Siendo Alfredo Palacios rector de la Universidad de La Plata, le reprochó a un político conservador comportarse como un títere por su docilidad ante los poderosos; Javier Villafañe, entonces, le escribió una carta diciéndole que se había equivocado terriblemente, porque no se podía utilizar la palabra títere como una expresión peyorativa, denigrante, sino que significaba dignidad, y que compararlo con un hombre iba en beneficio de ese hombre”. Así comenzó una buena relación que fructificó en la publicación, por parte de la Universidad de La Plata, del libro de poemas El gallo Pinto, ilustrado enteramente por niños.

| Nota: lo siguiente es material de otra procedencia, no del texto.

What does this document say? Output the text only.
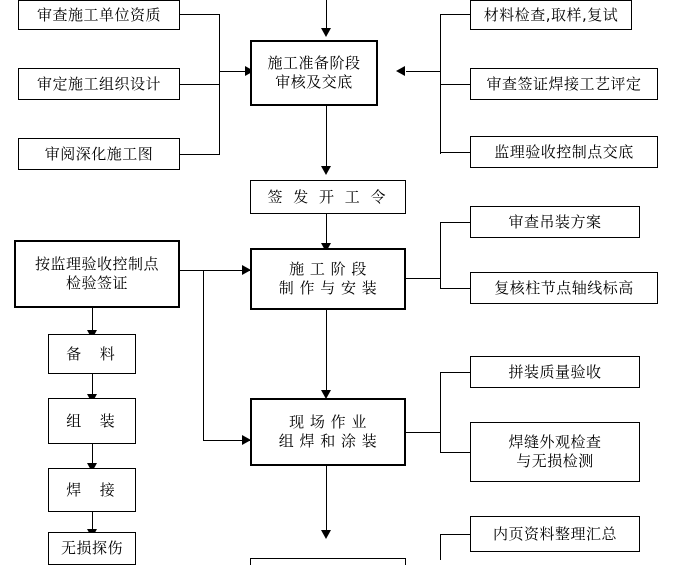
审查施工单位资质
审定施工组织设计
审阅深化施工图
施工准备阶段
审核及交底
材料检查,取样,复试
审查签证焊接工艺评定
监理验收控制点交底
签 发 开 工 令
按监理验收控制点
检验签证
施 工 阶 段
制 作 与 安 装
审查吊装方案
复核柱节点轴线标高
备  料
组  装
焊  接
无损探伤
现 场 作 业
组 焊 和 涂 装
拼装质量验收
焊缝外观检查
与无损检测
内页资料整理汇总
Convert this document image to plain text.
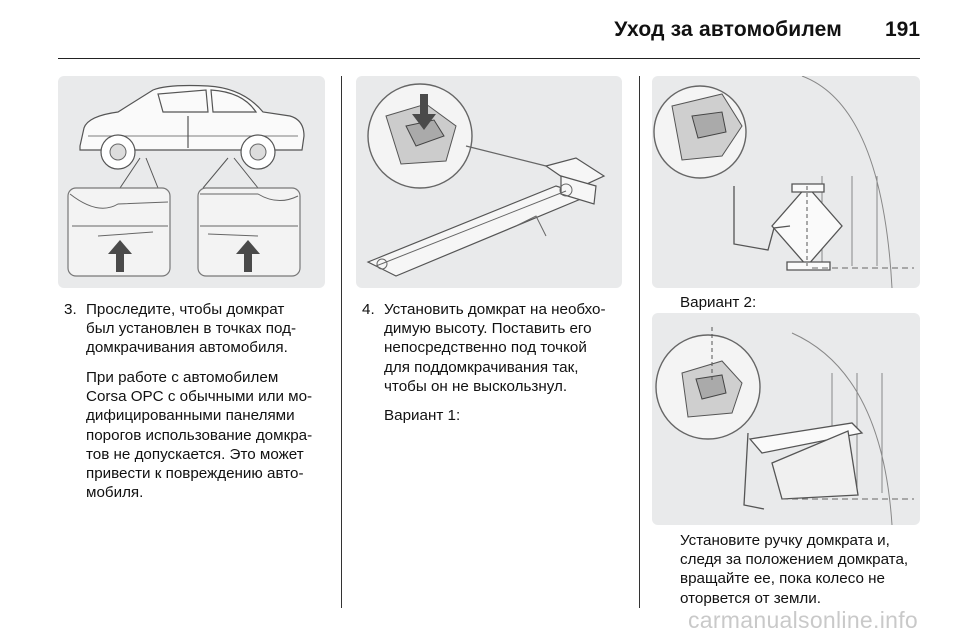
Уход за автомобилем 191
3. Проследите, чтобы домкрат
был установлен в точках под-
домкрачивания автомобиля.
При работе с автомобилем
Corsa OPC с обычными или мо-
дифицированными панелями
порогов использование домкра-
тов не допускается. Это может
привести к повреждению авто-
мобиля.
4. Установить домкрат на необхо-
димую высоту. Поставить его
непосредственно под точкой
для поддомкрачивания так,
чтобы он не выскользнул.
Вариант 1:
Вариант 2:
Установите ручку домкрата и,
следя за положением домкрата,
вращайте ее, пока колесо не
оторвется от земли.
carmanualsonline.info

Javier Villafañe solía ir a escuelas, armar en el patio el escenario y hacer sus funciones. Después leía un cuento, una leyenda o un poema. Los niños pasaban a sus aulas y allí dibujaban y pintaban lo que acababan de oír de labios del titiritero. Muchos de esos dibujos ilustraron sus libros. En el prólogo de la publicación de la UNLP cuenta Villafañe: “He observado, dolorosamente, que en los lugares cuya población infantil está deficientemente alimentada los dibujos mantienen un nivel de calidad inferior al de las regiones donde no se da este desdichado factor. Es decir, un problema estrictamente social condiciona –no podía ser de otra manera– el aspecto concreto y determinado que contemplo. Como es lógico, el niño no puede soñar, cantar, reír ni advertir la poesía de las cosas cuando tiene necesidades imperiosas insatisfechas, cuando estas mismas necesidades son la constante preocupación de sus mayores y solo oye hablar de ellas en su contorno”. De allí que a la pregunta que tantas veces se le hiciera, ¿cuál era la región del país donde los niños dibujaban mejor?, inevitablemente contestara: “El niño dibuja mejor allí donde mejor come”.

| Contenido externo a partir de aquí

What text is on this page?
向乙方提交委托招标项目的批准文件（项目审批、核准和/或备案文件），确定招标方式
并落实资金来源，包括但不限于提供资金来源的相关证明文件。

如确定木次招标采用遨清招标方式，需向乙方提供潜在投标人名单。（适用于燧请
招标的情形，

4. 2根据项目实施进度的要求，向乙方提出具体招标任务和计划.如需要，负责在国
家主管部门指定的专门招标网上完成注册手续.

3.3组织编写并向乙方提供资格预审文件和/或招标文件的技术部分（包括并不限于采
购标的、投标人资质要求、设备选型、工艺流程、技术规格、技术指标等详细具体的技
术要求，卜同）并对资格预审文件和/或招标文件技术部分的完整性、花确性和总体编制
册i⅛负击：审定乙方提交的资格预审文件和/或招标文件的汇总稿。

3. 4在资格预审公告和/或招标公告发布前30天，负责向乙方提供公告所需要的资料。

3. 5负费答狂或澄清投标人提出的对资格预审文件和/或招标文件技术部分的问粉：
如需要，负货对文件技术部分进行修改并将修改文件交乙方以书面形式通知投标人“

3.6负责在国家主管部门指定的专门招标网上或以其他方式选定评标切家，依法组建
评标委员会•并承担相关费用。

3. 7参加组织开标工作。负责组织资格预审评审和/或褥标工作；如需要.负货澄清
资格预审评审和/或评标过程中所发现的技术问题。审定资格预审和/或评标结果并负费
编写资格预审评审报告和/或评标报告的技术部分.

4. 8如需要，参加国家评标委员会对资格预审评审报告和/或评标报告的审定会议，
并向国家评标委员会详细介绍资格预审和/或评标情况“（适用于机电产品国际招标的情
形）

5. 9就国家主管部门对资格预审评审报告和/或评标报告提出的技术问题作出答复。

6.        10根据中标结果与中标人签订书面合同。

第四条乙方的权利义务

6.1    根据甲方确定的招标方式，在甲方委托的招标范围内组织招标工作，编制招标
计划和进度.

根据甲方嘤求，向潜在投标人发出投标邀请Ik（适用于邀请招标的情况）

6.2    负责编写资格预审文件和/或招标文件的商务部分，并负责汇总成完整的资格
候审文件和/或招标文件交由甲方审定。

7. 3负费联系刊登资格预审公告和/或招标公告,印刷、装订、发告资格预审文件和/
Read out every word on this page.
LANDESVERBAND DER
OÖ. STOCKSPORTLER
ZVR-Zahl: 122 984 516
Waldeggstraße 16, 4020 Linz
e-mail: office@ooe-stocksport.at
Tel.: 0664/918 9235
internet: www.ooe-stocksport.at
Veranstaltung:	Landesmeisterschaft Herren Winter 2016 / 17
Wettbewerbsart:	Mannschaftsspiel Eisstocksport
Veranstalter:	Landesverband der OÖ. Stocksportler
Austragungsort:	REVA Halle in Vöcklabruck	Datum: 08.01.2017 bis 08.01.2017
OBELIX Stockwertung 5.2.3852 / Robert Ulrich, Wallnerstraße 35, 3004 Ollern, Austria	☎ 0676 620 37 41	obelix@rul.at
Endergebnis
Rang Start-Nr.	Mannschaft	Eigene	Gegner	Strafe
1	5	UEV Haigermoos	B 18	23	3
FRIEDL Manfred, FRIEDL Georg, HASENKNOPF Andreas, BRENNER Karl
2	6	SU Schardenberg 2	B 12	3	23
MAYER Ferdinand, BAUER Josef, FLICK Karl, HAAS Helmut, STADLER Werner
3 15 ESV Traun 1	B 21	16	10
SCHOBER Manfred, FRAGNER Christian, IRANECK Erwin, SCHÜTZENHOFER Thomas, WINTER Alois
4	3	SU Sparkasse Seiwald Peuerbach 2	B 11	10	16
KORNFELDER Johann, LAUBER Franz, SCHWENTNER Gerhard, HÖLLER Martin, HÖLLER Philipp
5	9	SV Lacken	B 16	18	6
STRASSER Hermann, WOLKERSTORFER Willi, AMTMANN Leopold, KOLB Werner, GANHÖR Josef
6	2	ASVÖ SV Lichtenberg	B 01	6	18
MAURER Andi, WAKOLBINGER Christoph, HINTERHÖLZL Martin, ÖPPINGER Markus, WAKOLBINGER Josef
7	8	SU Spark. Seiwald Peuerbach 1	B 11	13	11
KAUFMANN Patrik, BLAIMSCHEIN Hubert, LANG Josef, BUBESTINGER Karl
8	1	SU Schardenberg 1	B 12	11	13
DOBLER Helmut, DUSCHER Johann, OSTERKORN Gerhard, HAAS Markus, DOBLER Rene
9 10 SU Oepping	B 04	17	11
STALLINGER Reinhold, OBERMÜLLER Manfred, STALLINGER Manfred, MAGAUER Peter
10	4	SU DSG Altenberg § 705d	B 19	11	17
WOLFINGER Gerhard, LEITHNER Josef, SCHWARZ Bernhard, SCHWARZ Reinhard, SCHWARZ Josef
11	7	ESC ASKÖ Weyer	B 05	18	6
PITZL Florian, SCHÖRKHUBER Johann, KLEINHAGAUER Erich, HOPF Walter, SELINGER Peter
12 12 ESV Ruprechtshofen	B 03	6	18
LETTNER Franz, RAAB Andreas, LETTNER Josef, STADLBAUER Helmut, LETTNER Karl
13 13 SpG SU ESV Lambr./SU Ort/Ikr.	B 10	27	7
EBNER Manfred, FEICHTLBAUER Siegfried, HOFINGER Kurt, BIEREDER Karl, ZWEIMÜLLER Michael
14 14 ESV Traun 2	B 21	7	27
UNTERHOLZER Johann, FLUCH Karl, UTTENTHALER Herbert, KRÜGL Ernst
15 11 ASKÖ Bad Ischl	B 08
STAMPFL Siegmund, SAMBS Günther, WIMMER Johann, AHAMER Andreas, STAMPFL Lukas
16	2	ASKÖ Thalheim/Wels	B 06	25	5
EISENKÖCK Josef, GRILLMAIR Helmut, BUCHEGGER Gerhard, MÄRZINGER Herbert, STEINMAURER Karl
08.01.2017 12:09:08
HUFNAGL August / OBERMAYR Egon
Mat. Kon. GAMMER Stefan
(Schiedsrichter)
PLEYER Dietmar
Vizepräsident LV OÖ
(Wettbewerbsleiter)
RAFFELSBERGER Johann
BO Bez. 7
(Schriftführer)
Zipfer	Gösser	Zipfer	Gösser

Nuestra ciudad está muy presente en sus libros. En 1965 escribió aquí El caballo celoso. Es la historia de un caballo de color ceniciento, cola larga, media luna en la frente, ojos claros y húmedos, que no conocía riendas ni látigo, vivía en el campo y una ma­ñana despertó dispuesto a conocer la ciudad. Entonces entró en La Plata: “Vio ómnibus, bicicletas, automóviles, gente caminando, perros. Llegó a una plaza. Vio la Catedral y frente a la Catedral la Municipalidad con la torre y el reloj”.

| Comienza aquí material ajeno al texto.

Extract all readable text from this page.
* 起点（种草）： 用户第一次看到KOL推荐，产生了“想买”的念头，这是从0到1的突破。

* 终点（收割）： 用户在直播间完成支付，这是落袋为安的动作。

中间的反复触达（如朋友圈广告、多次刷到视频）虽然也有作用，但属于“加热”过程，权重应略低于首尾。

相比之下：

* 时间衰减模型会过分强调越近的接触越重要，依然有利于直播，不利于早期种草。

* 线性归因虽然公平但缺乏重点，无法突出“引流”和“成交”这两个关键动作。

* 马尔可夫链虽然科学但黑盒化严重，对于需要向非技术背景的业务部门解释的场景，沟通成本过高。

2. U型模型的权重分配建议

En el cuento El gato que quiso comerse la luna relata la historia de un gato que vivía encerrado en un departamento de una viuda y que una noche, viendo por la ventana a la luna, la confunde con un enorme queso y la persigue corriendo por las azoteas, “tirando manotones al aire en una manzana de tres cuadras que está casi en el centro de la ciudad de La Plata, en las calles 12, 55 y diagonal 73. En una esquina hay una farmacia, en otra esquina, una rotisería, y en la otra esquina, un restaurante: La Flor del Pago”. El gato corre detrás del queso que rueda por el cielo: “Miau, miau, miau –decía el gato, corriendo por la calle 54–. Y corriendo llegó al barrio de Los Hornos. Iba por la calle 66 y, al llegar a la calle 147, dobló hacia la derecha. Era medianoche. Había muchos bichitos de luz. Cantaban los sapos y los grillos”.

Ese último barrio también es el escenario del poema narrativo Donde un ciclista es atropellado por un camión y sube al cielo en bicicleta, cuya historia se desarrolla en la es­quina de 137 y 66.